À la recherche d’une aquaculture durable et compétitive dans l’Union européenne: la voie à suivre (débat)
Madame la Présidente, chers collègues, nous avons devant nous un très bon rapport pour soutenir l'aquaculture. Je voudrais remercier en particulier notre collègue Clara Aguilera du travail qu'elle a fait pour coordonner nos travaux. Soutenir l'aquaculture, c'est un engagement qui était attendu par un secteur qui continue de transmettre un héritage, un savoir-faire entretenu depuis des siècles, qui n'a cessé de se réinventer, mais auquel nous devons d'avoir modelé nos paysages, d'avoir équilibré nos écosystèmes.

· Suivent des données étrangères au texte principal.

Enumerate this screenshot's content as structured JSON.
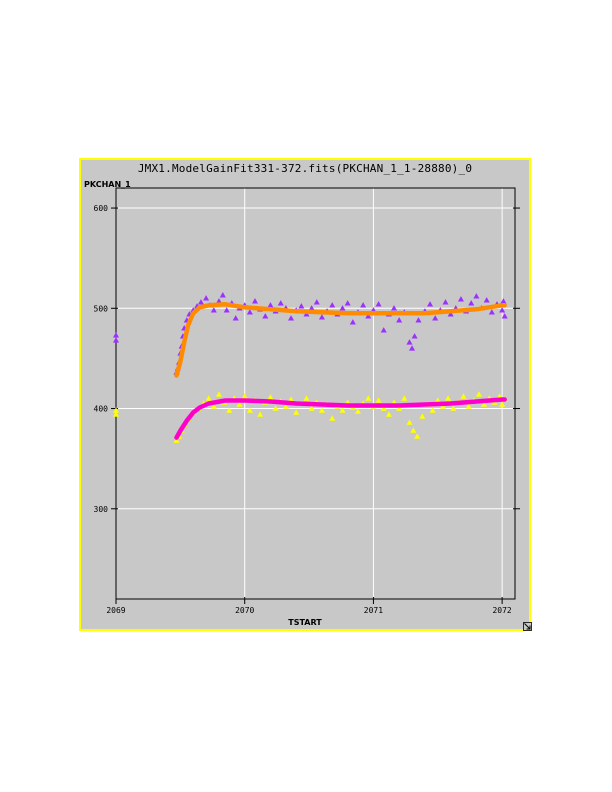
{
  "window": {
    "title": "JMX1.ModelGainFit331-372.fits(PKCHAN_1_1-28880)_0"
  },
  "chart_data": {
    "type": "scatter",
    "title": "JMX1.ModelGainFit331-372.fits(PKCHAN_1_1-28880)_0",
    "xlabel": "TSTART",
    "ylabel": "PKCHAN_1",
    "xlim": [
      2069,
      2072.1
    ],
    "ylim": [
      210,
      620
    ],
    "xticks": [
      2069,
      2070,
      2071,
      2072
    ],
    "yticks": [
      300,
      400,
      500,
      600
    ],
    "grid": true,
    "series": [
      {
        "kind": "points",
        "marker": "triangle",
        "color": "#9b30ff",
        "points": [
          [
            2069.0,
            473
          ],
          [
            2069.0,
            468
          ],
          [
            2069.47,
            436
          ],
          [
            2069.48,
            440
          ],
          [
            2069.49,
            446
          ],
          [
            2069.5,
            455
          ],
          [
            2069.51,
            462
          ],
          [
            2069.52,
            472
          ],
          [
            2069.53,
            480
          ],
          [
            2069.55,
            488
          ],
          [
            2069.57,
            494
          ],
          [
            2069.6,
            498
          ],
          [
            2069.63,
            502
          ],
          [
            2069.66,
            506
          ],
          [
            2069.7,
            510
          ],
          [
            2069.73,
            503
          ],
          [
            2069.76,
            498
          ],
          [
            2069.8,
            507
          ],
          [
            2069.83,
            513
          ],
          [
            2069.86,
            498
          ],
          [
            2069.9,
            505
          ],
          [
            2069.93,
            490
          ],
          [
            2069.96,
            500
          ],
          [
            2070.0,
            503
          ],
          [
            2070.04,
            496
          ],
          [
            2070.08,
            507
          ],
          [
            2070.12,
            499
          ],
          [
            2070.16,
            492
          ],
          [
            2070.2,
            503
          ],
          [
            2070.24,
            497
          ],
          [
            2070.28,
            505
          ],
          [
            2070.32,
            500
          ],
          [
            2070.36,
            490
          ],
          [
            2070.4,
            498
          ],
          [
            2070.44,
            502
          ],
          [
            2070.48,
            494
          ],
          [
            2070.52,
            500
          ],
          [
            2070.56,
            506
          ],
          [
            2070.6,
            491
          ],
          [
            2070.64,
            497
          ],
          [
            2070.68,
            503
          ],
          [
            2070.72,
            494
          ],
          [
            2070.76,
            500
          ],
          [
            2070.8,
            505
          ],
          [
            2070.84,
            486
          ],
          [
            2070.88,
            496
          ],
          [
            2070.92,
            503
          ],
          [
            2070.96,
            492
          ],
          [
            2071.0,
            498
          ],
          [
            2071.04,
            504
          ],
          [
            2071.08,
            478
          ],
          [
            2071.12,
            494
          ],
          [
            2071.16,
            500
          ],
          [
            2071.2,
            488
          ],
          [
            2071.24,
            496
          ],
          [
            2071.28,
            466
          ],
          [
            2071.3,
            460
          ],
          [
            2071.32,
            472
          ],
          [
            2071.35,
            488
          ],
          [
            2071.4,
            497
          ],
          [
            2071.44,
            504
          ],
          [
            2071.48,
            490
          ],
          [
            2071.52,
            498
          ],
          [
            2071.56,
            506
          ],
          [
            2071.6,
            494
          ],
          [
            2071.64,
            500
          ],
          [
            2071.68,
            509
          ],
          [
            2071.72,
            497
          ],
          [
            2071.76,
            505
          ],
          [
            2071.8,
            512
          ],
          [
            2071.84,
            500
          ],
          [
            2071.88,
            508
          ],
          [
            2071.92,
            496
          ],
          [
            2071.96,
            504
          ],
          [
            2072.0,
            498
          ],
          [
            2072.01,
            507
          ],
          [
            2072.02,
            492
          ]
        ]
      },
      {
        "kind": "points",
        "marker": "triangle",
        "color": "#ffff00",
        "points": [
          [
            2069.0,
            398
          ],
          [
            2069.0,
            394
          ],
          [
            2069.47,
            368
          ],
          [
            2069.49,
            372
          ],
          [
            2069.51,
            378
          ],
          [
            2069.53,
            384
          ],
          [
            2069.56,
            390
          ],
          [
            2069.6,
            396
          ],
          [
            2069.64,
            400
          ],
          [
            2069.68,
            405
          ],
          [
            2069.72,
            410
          ],
          [
            2069.76,
            402
          ],
          [
            2069.8,
            414
          ],
          [
            2069.84,
            406
          ],
          [
            2069.88,
            398
          ],
          [
            2069.92,
            410
          ],
          [
            2069.96,
            404
          ],
          [
            2070.0,
            412
          ],
          [
            2070.04,
            398
          ],
          [
            2070.08,
            408
          ],
          [
            2070.12,
            394
          ],
          [
            2070.16,
            406
          ],
          [
            2070.2,
            411
          ],
          [
            2070.24,
            400
          ],
          [
            2070.28,
            407
          ],
          [
            2070.32,
            402
          ],
          [
            2070.36,
            409
          ],
          [
            2070.4,
            396
          ],
          [
            2070.44,
            405
          ],
          [
            2070.48,
            410
          ],
          [
            2070.52,
            400
          ],
          [
            2070.56,
            406
          ],
          [
            2070.6,
            398
          ],
          [
            2070.64,
            404
          ],
          [
            2070.68,
            390
          ],
          [
            2070.72,
            402
          ],
          [
            2070.76,
            398
          ],
          [
            2070.8,
            406
          ],
          [
            2070.84,
            401
          ],
          [
            2070.88,
            397
          ],
          [
            2070.92,
            405
          ],
          [
            2070.96,
            410
          ],
          [
            2071.0,
            402
          ],
          [
            2071.04,
            408
          ],
          [
            2071.08,
            400
          ],
          [
            2071.12,
            394
          ],
          [
            2071.16,
            406
          ],
          [
            2071.2,
            400
          ],
          [
            2071.24,
            410
          ],
          [
            2071.28,
            386
          ],
          [
            2071.31,
            378
          ],
          [
            2071.34,
            372
          ],
          [
            2071.38,
            392
          ],
          [
            2071.42,
            404
          ],
          [
            2071.46,
            398
          ],
          [
            2071.5,
            408
          ],
          [
            2071.54,
            402
          ],
          [
            2071.58,
            410
          ],
          [
            2071.62,
            400
          ],
          [
            2071.66,
            406
          ],
          [
            2071.7,
            412
          ],
          [
            2071.74,
            402
          ],
          [
            2071.78,
            408
          ],
          [
            2071.82,
            414
          ],
          [
            2071.86,
            404
          ],
          [
            2071.9,
            410
          ],
          [
            2071.94,
            406
          ],
          [
            2071.98,
            412
          ],
          [
            2072.0,
            404
          ],
          [
            2072.02,
            409
          ]
        ]
      },
      {
        "kind": "curve",
        "color": "#ff8c00",
        "points": [
          [
            2069.47,
            433
          ],
          [
            2069.5,
            447
          ],
          [
            2069.53,
            466
          ],
          [
            2069.56,
            483
          ],
          [
            2069.6,
            495
          ],
          [
            2069.65,
            501
          ],
          [
            2069.72,
            503
          ],
          [
            2069.85,
            504
          ],
          [
            2070.0,
            501
          ],
          [
            2070.2,
            499
          ],
          [
            2070.4,
            497
          ],
          [
            2070.6,
            496
          ],
          [
            2070.8,
            495
          ],
          [
            2071.0,
            495
          ],
          [
            2071.2,
            495
          ],
          [
            2071.4,
            495
          ],
          [
            2071.6,
            497
          ],
          [
            2071.8,
            499
          ],
          [
            2072.0,
            503
          ],
          [
            2072.02,
            503
          ]
        ]
      },
      {
        "kind": "curve",
        "color": "#ff00cc",
        "points": [
          [
            2069.47,
            371
          ],
          [
            2069.5,
            378
          ],
          [
            2069.55,
            388
          ],
          [
            2069.6,
            396
          ],
          [
            2069.65,
            401
          ],
          [
            2069.72,
            405
          ],
          [
            2069.85,
            408
          ],
          [
            2070.0,
            408
          ],
          [
            2070.2,
            407
          ],
          [
            2070.4,
            405
          ],
          [
            2070.6,
            404
          ],
          [
            2070.8,
            403
          ],
          [
            2071.0,
            403
          ],
          [
            2071.2,
            403
          ],
          [
            2071.4,
            404
          ],
          [
            2071.6,
            405
          ],
          [
            2071.8,
            407
          ],
          [
            2072.0,
            409
          ],
          [
            2072.02,
            409
          ]
        ]
      }
    ]
  }
}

C'est aussi un engagement absolument indispensable pour améliorer la résilience alimentaire des pays européens. Aujourd'hui, 70 % des produits de la mer ou de l'eau douce sont importés. Et si nous ne voulons pas mettre en danger les poissons sauvages, alors nous devons augmenter notre production en soutenant l'aquaculture. Pour cela, il faut une volonté politique qui tienne dans la durée. Il faut une confiance envers ce secteur et enfin avoir une stratégie globale pour la protection des écosystèmes. Nous allons beaucoup parler du cormoran, car le cormoran a été protégé avec succès depuis des décennies par l'Union européenne. Mais aujourd'hui, cet oiseau qui n'a pas de prédateurs se porte bien. Il s'est sédentarisé et il met lui-même maintenant en danger des espèces de poissons qui sont susceptibles de disparaître. Il met aussi en danger tout l'équilibre de cette filière. Nous devons enfin réviser cette protection au titre de la directive Habitats si nous voulons permettre à l'aquaculture de se développer dans la durée. C'est rétablir un écosystème, c'est prendre soin vraiment de notre environnement et de la nature que de mettre sur la table ce débat absolument nécessaire.